The growing demand for generative AI apps is driving larger and larger databases to store the relevant data (e.g., model training data). These databases tend to be resource intensive from a hardware perspective and can have high latency depending on the algorithms used to orchestrate them. Companies are often forced to make trade-offs between database cost, performance, and accuracy.
But it doesn't have to be that way, says Ohad Levi, CEO and co-founder of Hyperspace, which builds custom cloud instances to speed up two specific database tasks: lexical search and vector search. Lexical search is a type of keyword-based search that looks for an exact match in a database, while vector search takes into account the semantic meaning and context of the search query.
Levi claims that Hyperspace instances that leverage a combination of FPGAs and GPUs can deliver searches up to 10 times faster than traditional, non-accelerated databases.
“Our products help companies deal with large-scale data search, especially in AI and generative AI applications,” Levy told TechCrunch. “Unstructured data is outpacing traditional search capabilities. Data search solutions need to accommodate lexical and vector search datasets to meet current market demands.”
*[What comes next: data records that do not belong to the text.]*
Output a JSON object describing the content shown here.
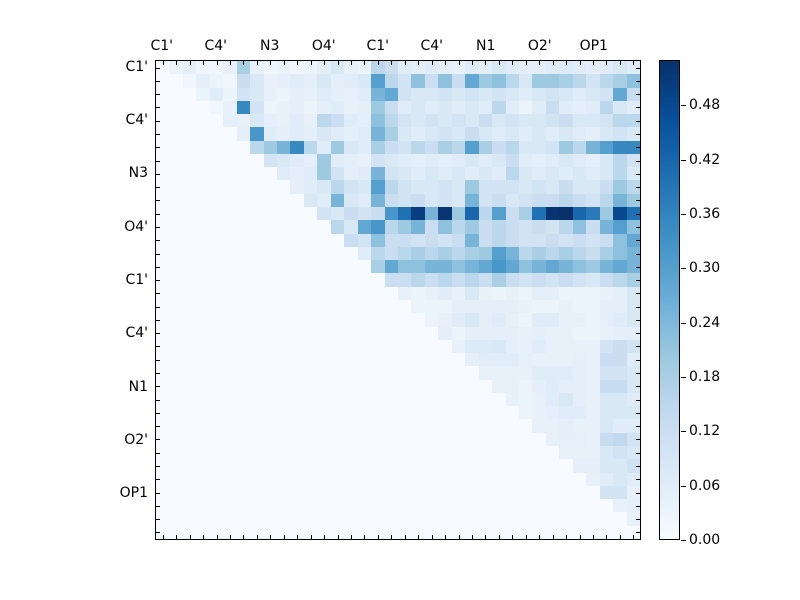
{
  "figure": {
    "background": "#ffffff",
    "plot_border_color": "#000000",
    "tick_color": "#000000",
    "label_color": "#000000"
  },
  "chart_data": {
    "type": "heatmap",
    "title": "",
    "xlabel": "",
    "ylabel": "",
    "grid_size": 36,
    "label_every_n_cells": 4,
    "x_tick_labels": [
      "C1'",
      "C4'",
      "N3",
      "O4'",
      "C1'",
      "C4'",
      "N1",
      "O2'",
      "OP1"
    ],
    "y_tick_labels": [
      "C1'",
      "C4'",
      "N3",
      "O4'",
      "C1'",
      "C4'",
      "N1",
      "O2'",
      "OP1"
    ],
    "colormap": "Blues",
    "colormap_stops": [
      "#f7fbff",
      "#deebf7",
      "#c6dbef",
      "#9ecae1",
      "#6baed6",
      "#4292c6",
      "#2171b5",
      "#08519c",
      "#08306b"
    ],
    "vmin": 0.0,
    "vmax": 0.53,
    "colorbar": {
      "position": "right",
      "tick_values": [
        0.0,
        0.06,
        0.12,
        0.18,
        0.24,
        0.3,
        0.36,
        0.42,
        0.48
      ],
      "tick_labels": [
        "0.00",
        "0.06",
        "0.12",
        "0.18",
        "0.24",
        "0.30",
        "0.36",
        "0.42",
        "0.48"
      ]
    },
    "matrix": [
      [
        0,
        0.03,
        0.05,
        0.02,
        0.02,
        0.04,
        0.18,
        0.04,
        0.02,
        0.03,
        0.02,
        0.03,
        0.05,
        0.08,
        0.04,
        0.03,
        0.15,
        0.12,
        0.06,
        0.05,
        0.06,
        0.05,
        0.04,
        0.06,
        0.05,
        0.08,
        0.06,
        0.05,
        0.05,
        0.06,
        0.07,
        0.06,
        0.05,
        0.06,
        0.08,
        0.06
      ],
      [
        0,
        0,
        0.02,
        0.05,
        0.03,
        0.02,
        0.12,
        0.08,
        0.04,
        0.05,
        0.06,
        0.05,
        0.08,
        0.05,
        0.06,
        0.08,
        0.3,
        0.15,
        0.1,
        0.22,
        0.12,
        0.22,
        0.12,
        0.28,
        0.2,
        0.22,
        0.15,
        0.08,
        0.2,
        0.2,
        0.18,
        0.15,
        0.1,
        0.15,
        0.18,
        0.22
      ],
      [
        0,
        0,
        0,
        0.03,
        0.06,
        0.03,
        0.1,
        0.08,
        0.04,
        0.03,
        0.05,
        0.04,
        0.06,
        0.05,
        0.04,
        0.06,
        0.25,
        0.28,
        0.1,
        0.08,
        0.08,
        0.1,
        0.08,
        0.1,
        0.08,
        0.1,
        0.08,
        0.06,
        0.08,
        0.1,
        0.08,
        0.06,
        0.08,
        0.1,
        0.28,
        0.12
      ],
      [
        0,
        0,
        0,
        0,
        0.02,
        0.04,
        0.35,
        0.1,
        0.03,
        0.04,
        0.05,
        0.03,
        0.05,
        0.06,
        0.04,
        0.05,
        0.2,
        0.12,
        0.06,
        0.08,
        0.06,
        0.08,
        0.06,
        0.08,
        0.06,
        0.15,
        0.06,
        0.03,
        0.06,
        0.12,
        0.06,
        0.05,
        0.06,
        0.15,
        0.08,
        0.06
      ],
      [
        0,
        0,
        0,
        0,
        0,
        0.05,
        0.04,
        0.08,
        0.05,
        0.04,
        0.06,
        0.04,
        0.15,
        0.12,
        0.06,
        0.05,
        0.22,
        0.15,
        0.1,
        0.08,
        0.1,
        0.08,
        0.1,
        0.08,
        0.12,
        0.08,
        0.1,
        0.08,
        0.08,
        0.1,
        0.12,
        0.08,
        0.08,
        0.1,
        0.15,
        0.15
      ],
      [
        0,
        0,
        0,
        0,
        0,
        0,
        0.05,
        0.32,
        0.06,
        0.05,
        0.06,
        0.05,
        0.08,
        0.06,
        0.05,
        0.06,
        0.25,
        0.18,
        0.08,
        0.06,
        0.08,
        0.1,
        0.08,
        0.12,
        0.08,
        0.06,
        0.08,
        0.06,
        0.08,
        0.06,
        0.08,
        0.06,
        0.05,
        0.08,
        0.1,
        0.08
      ],
      [
        0,
        0,
        0,
        0,
        0,
        0,
        0,
        0.15,
        0.2,
        0.25,
        0.35,
        0.15,
        0.06,
        0.2,
        0.08,
        0.06,
        0.18,
        0.12,
        0.1,
        0.15,
        0.12,
        0.18,
        0.15,
        0.3,
        0.18,
        0.12,
        0.15,
        0.08,
        0.08,
        0.1,
        0.2,
        0.15,
        0.25,
        0.3,
        0.35,
        0.35
      ],
      [
        0,
        0,
        0,
        0,
        0,
        0,
        0,
        0,
        0.1,
        0.08,
        0.06,
        0.05,
        0.2,
        0.06,
        0.05,
        0.04,
        0.1,
        0.08,
        0.06,
        0.05,
        0.06,
        0.05,
        0.06,
        0.08,
        0.06,
        0.08,
        0.12,
        0.06,
        0.05,
        0.06,
        0.08,
        0.06,
        0.05,
        0.08,
        0.15,
        0.1
      ],
      [
        0,
        0,
        0,
        0,
        0,
        0,
        0,
        0,
        0,
        0.06,
        0.05,
        0.06,
        0.2,
        0.1,
        0.05,
        0.06,
        0.25,
        0.1,
        0.08,
        0.06,
        0.08,
        0.06,
        0.08,
        0.06,
        0.08,
        0.06,
        0.15,
        0.08,
        0.06,
        0.08,
        0.06,
        0.08,
        0.06,
        0.08,
        0.15,
        0.08
      ],
      [
        0,
        0,
        0,
        0,
        0,
        0,
        0,
        0,
        0,
        0,
        0.05,
        0.06,
        0.08,
        0.15,
        0.1,
        0.08,
        0.3,
        0.15,
        0.1,
        0.08,
        0.08,
        0.1,
        0.08,
        0.2,
        0.1,
        0.1,
        0.1,
        0.08,
        0.1,
        0.08,
        0.12,
        0.08,
        0.08,
        0.12,
        0.2,
        0.15
      ],
      [
        0,
        0,
        0,
        0,
        0,
        0,
        0,
        0,
        0,
        0,
        0,
        0.08,
        0.06,
        0.25,
        0.08,
        0.06,
        0.25,
        0.12,
        0.1,
        0.12,
        0.08,
        0.1,
        0.08,
        0.25,
        0.1,
        0.12,
        0.08,
        0.1,
        0.12,
        0.12,
        0.15,
        0.12,
        0.1,
        0.15,
        0.25,
        0.2
      ],
      [
        0,
        0,
        0,
        0,
        0,
        0,
        0,
        0,
        0,
        0,
        0,
        0,
        0.1,
        0.08,
        0.12,
        0.1,
        0.12,
        0.32,
        0.4,
        0.5,
        0.25,
        0.52,
        0.2,
        0.42,
        0.15,
        0.3,
        0.12,
        0.18,
        0.4,
        0.52,
        0.53,
        0.42,
        0.38,
        0.2,
        0.48,
        0.4
      ],
      [
        0,
        0,
        0,
        0,
        0,
        0,
        0,
        0,
        0,
        0,
        0,
        0,
        0,
        0.15,
        0.08,
        0.28,
        0.32,
        0.15,
        0.2,
        0.25,
        0.12,
        0.22,
        0.15,
        0.2,
        0.12,
        0.15,
        0.12,
        0.1,
        0.12,
        0.1,
        0.15,
        0.22,
        0.12,
        0.25,
        0.3,
        0.22
      ],
      [
        0,
        0,
        0,
        0,
        0,
        0,
        0,
        0,
        0,
        0,
        0,
        0,
        0,
        0,
        0.12,
        0.1,
        0.22,
        0.12,
        0.12,
        0.1,
        0.12,
        0.1,
        0.12,
        0.25,
        0.12,
        0.15,
        0.12,
        0.1,
        0.1,
        0.12,
        0.1,
        0.12,
        0.1,
        0.12,
        0.22,
        0.28
      ],
      [
        0,
        0,
        0,
        0,
        0,
        0,
        0,
        0,
        0,
        0,
        0,
        0,
        0,
        0,
        0,
        0.06,
        0.15,
        0.12,
        0.15,
        0.18,
        0.15,
        0.18,
        0.15,
        0.18,
        0.2,
        0.3,
        0.25,
        0.15,
        0.18,
        0.15,
        0.18,
        0.15,
        0.12,
        0.18,
        0.22,
        0.25
      ],
      [
        0,
        0,
        0,
        0,
        0,
        0,
        0,
        0,
        0,
        0,
        0,
        0,
        0,
        0,
        0,
        0,
        0.18,
        0.28,
        0.22,
        0.22,
        0.25,
        0.25,
        0.22,
        0.25,
        0.28,
        0.32,
        0.28,
        0.22,
        0.25,
        0.28,
        0.25,
        0.22,
        0.2,
        0.25,
        0.28,
        0.25
      ],
      [
        0,
        0,
        0,
        0,
        0,
        0,
        0,
        0,
        0,
        0,
        0,
        0,
        0,
        0,
        0,
        0,
        0,
        0.12,
        0.12,
        0.15,
        0.12,
        0.15,
        0.12,
        0.15,
        0.12,
        0.18,
        0.12,
        0.1,
        0.12,
        0.1,
        0.12,
        0.1,
        0.08,
        0.12,
        0.15,
        0.18
      ],
      [
        0,
        0,
        0,
        0,
        0,
        0,
        0,
        0,
        0,
        0,
        0,
        0,
        0,
        0,
        0,
        0,
        0,
        0,
        0.04,
        0.03,
        0.04,
        0.06,
        0.04,
        0.08,
        0.04,
        0.03,
        0.04,
        0.03,
        0.05,
        0.05,
        0.03,
        0.03,
        0.03,
        0.04,
        0.05,
        0.08
      ],
      [
        0,
        0,
        0,
        0,
        0,
        0,
        0,
        0,
        0,
        0,
        0,
        0,
        0,
        0,
        0,
        0,
        0,
        0,
        0,
        0.03,
        0.03,
        0.03,
        0.05,
        0.05,
        0.05,
        0.05,
        0.05,
        0.04,
        0.03,
        0.03,
        0.04,
        0.03,
        0.03,
        0.05,
        0.05,
        0.08
      ],
      [
        0,
        0,
        0,
        0,
        0,
        0,
        0,
        0,
        0,
        0,
        0,
        0,
        0,
        0,
        0,
        0,
        0,
        0,
        0,
        0,
        0.03,
        0.04,
        0.06,
        0.08,
        0.05,
        0.06,
        0.04,
        0.03,
        0.06,
        0.06,
        0.04,
        0.04,
        0.03,
        0.05,
        0.06,
        0.08
      ],
      [
        0,
        0,
        0,
        0,
        0,
        0,
        0,
        0,
        0,
        0,
        0,
        0,
        0,
        0,
        0,
        0,
        0,
        0,
        0,
        0,
        0,
        0.05,
        0.03,
        0.05,
        0.05,
        0.05,
        0.05,
        0.04,
        0.05,
        0.04,
        0.04,
        0.03,
        0.03,
        0.04,
        0.05,
        0.05
      ],
      [
        0,
        0,
        0,
        0,
        0,
        0,
        0,
        0,
        0,
        0,
        0,
        0,
        0,
        0,
        0,
        0,
        0,
        0,
        0,
        0,
        0,
        0,
        0.04,
        0.07,
        0.07,
        0.08,
        0.05,
        0.04,
        0.06,
        0.04,
        0.04,
        0.04,
        0.04,
        0.1,
        0.12,
        0.1
      ],
      [
        0,
        0,
        0,
        0,
        0,
        0,
        0,
        0,
        0,
        0,
        0,
        0,
        0,
        0,
        0,
        0,
        0,
        0,
        0,
        0,
        0,
        0,
        0,
        0.05,
        0.06,
        0.06,
        0.06,
        0.05,
        0.04,
        0.04,
        0.04,
        0.05,
        0.04,
        0.12,
        0.12,
        0.06
      ],
      [
        0,
        0,
        0,
        0,
        0,
        0,
        0,
        0,
        0,
        0,
        0,
        0,
        0,
        0,
        0,
        0,
        0,
        0,
        0,
        0,
        0,
        0,
        0,
        0,
        0.04,
        0.04,
        0.04,
        0.04,
        0.06,
        0.06,
        0.06,
        0.05,
        0.04,
        0.1,
        0.1,
        0.08
      ],
      [
        0,
        0,
        0,
        0,
        0,
        0,
        0,
        0,
        0,
        0,
        0,
        0,
        0,
        0,
        0,
        0,
        0,
        0,
        0,
        0,
        0,
        0,
        0,
        0,
        0,
        0.04,
        0.04,
        0.03,
        0.05,
        0.06,
        0.05,
        0.05,
        0.04,
        0.13,
        0.13,
        0.08
      ],
      [
        0,
        0,
        0,
        0,
        0,
        0,
        0,
        0,
        0,
        0,
        0,
        0,
        0,
        0,
        0,
        0,
        0,
        0,
        0,
        0,
        0,
        0,
        0,
        0,
        0,
        0,
        0.04,
        0.03,
        0.04,
        0.06,
        0.08,
        0.05,
        0.04,
        0.08,
        0.08,
        0.06
      ],
      [
        0,
        0,
        0,
        0,
        0,
        0,
        0,
        0,
        0,
        0,
        0,
        0,
        0,
        0,
        0,
        0,
        0,
        0,
        0,
        0,
        0,
        0,
        0,
        0,
        0,
        0,
        0,
        0.03,
        0.04,
        0.05,
        0.06,
        0.06,
        0.04,
        0.08,
        0.08,
        0.08
      ],
      [
        0,
        0,
        0,
        0,
        0,
        0,
        0,
        0,
        0,
        0,
        0,
        0,
        0,
        0,
        0,
        0,
        0,
        0,
        0,
        0,
        0,
        0,
        0,
        0,
        0,
        0,
        0,
        0,
        0.04,
        0.04,
        0.05,
        0.04,
        0.04,
        0.08,
        0.06,
        0.06
      ],
      [
        0,
        0,
        0,
        0,
        0,
        0,
        0,
        0,
        0,
        0,
        0,
        0,
        0,
        0,
        0,
        0,
        0,
        0,
        0,
        0,
        0,
        0,
        0,
        0,
        0,
        0,
        0,
        0,
        0,
        0.04,
        0.05,
        0.05,
        0.04,
        0.13,
        0.14,
        0.1
      ],
      [
        0,
        0,
        0,
        0,
        0,
        0,
        0,
        0,
        0,
        0,
        0,
        0,
        0,
        0,
        0,
        0,
        0,
        0,
        0,
        0,
        0,
        0,
        0,
        0,
        0,
        0,
        0,
        0,
        0,
        0,
        0.04,
        0.04,
        0.04,
        0.08,
        0.1,
        0.08
      ],
      [
        0,
        0,
        0,
        0,
        0,
        0,
        0,
        0,
        0,
        0,
        0,
        0,
        0,
        0,
        0,
        0,
        0,
        0,
        0,
        0,
        0,
        0,
        0,
        0,
        0,
        0,
        0,
        0,
        0,
        0,
        0,
        0.05,
        0.05,
        0.08,
        0.08,
        0.1
      ],
      [
        0,
        0,
        0,
        0,
        0,
        0,
        0,
        0,
        0,
        0,
        0,
        0,
        0,
        0,
        0,
        0,
        0,
        0,
        0,
        0,
        0,
        0,
        0,
        0,
        0,
        0,
        0,
        0,
        0,
        0,
        0,
        0,
        0.04,
        0.06,
        0.08,
        0.06
      ],
      [
        0,
        0,
        0,
        0,
        0,
        0,
        0,
        0,
        0,
        0,
        0,
        0,
        0,
        0,
        0,
        0,
        0,
        0,
        0,
        0,
        0,
        0,
        0,
        0,
        0,
        0,
        0,
        0,
        0,
        0,
        0,
        0,
        0,
        0.1,
        0.1,
        0.04
      ],
      [
        0,
        0,
        0,
        0,
        0,
        0,
        0,
        0,
        0,
        0,
        0,
        0,
        0,
        0,
        0,
        0,
        0,
        0,
        0,
        0,
        0,
        0,
        0,
        0,
        0,
        0,
        0,
        0,
        0,
        0,
        0,
        0,
        0,
        0,
        0.04,
        0.05
      ],
      [
        0,
        0,
        0,
        0,
        0,
        0,
        0,
        0,
        0,
        0,
        0,
        0,
        0,
        0,
        0,
        0,
        0,
        0,
        0,
        0,
        0,
        0,
        0,
        0,
        0,
        0,
        0,
        0,
        0,
        0,
        0,
        0,
        0,
        0,
        0,
        0.04
      ],
      [
        0,
        0,
        0,
        0,
        0,
        0,
        0,
        0,
        0,
        0,
        0,
        0,
        0,
        0,
        0,
        0,
        0,
        0,
        0,
        0,
        0,
        0,
        0,
        0,
        0,
        0,
        0,
        0,
        0,
        0,
        0,
        0,
        0,
        0,
        0,
        0
      ]
    ]
  }
}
Prior to starting Hyperspace, Levi was an optimization engineer at Intel and then a product marketing leader at HP. He says he was frustrated with the limitations of traditional search solutions for large technology companies and partnered with former Intel design consultant Max Nigiri to found Hyperspace.
Hyperspace doesn't sell instances, but instead sells access to managed database software (currently hosted by AWS) that runs on those instances. Hyperspace's databases can handle many kinds of structured and unstructured data, including video, images, and text, and are priced according to size and query volume.
“Hyperspace operates as a software-as-a-service model with pay-per-use and is a cloud-native, managed database,” Levi explains. “Our team can design customized AI infrastructure solutions to help companies solve their search challenges.”
Hyperspace's performance gains, if real, are impressive: Levi claims that its instances deliver five times the throughput at 50% lower cost than typical databases. (These are average results, and Levi declined to compare directly with competitors.) But with so many incumbent platforms to choose from, including Azure, AWS, and Google Cloud, can Hyperspace convince enterprises to use a newbie database platform?
Levy says yes, claiming that Hyperspace has already seen success with early customers. The Tel Aviv-based company has tripled its annual recurring revenue and total contract volume over the past year, signing companies in the fraud prevention and e-commerce sectors, including Forter, Nsure and Renovai.
Hyperspace also recently closed a $9.5 million seed funding round led by Mizmaa, with participation from JVP and toDay Ventures. Levi said the funding will be used to expand Hyperspace's database offering to “thousands” of instances and launch a free entry-level plan.
“Hyperspace has a pipeline of innovative new products that will drive the search market forward and serve the needs of our enterprise and small business customers,” said Levi. “We're not seeing any headwinds. Every generative AI system is a search system, and search is harder than it used to be. The need for better AI infrastructure grows every day, and as we have more data, the need for better search applications becomes more and more apparent.”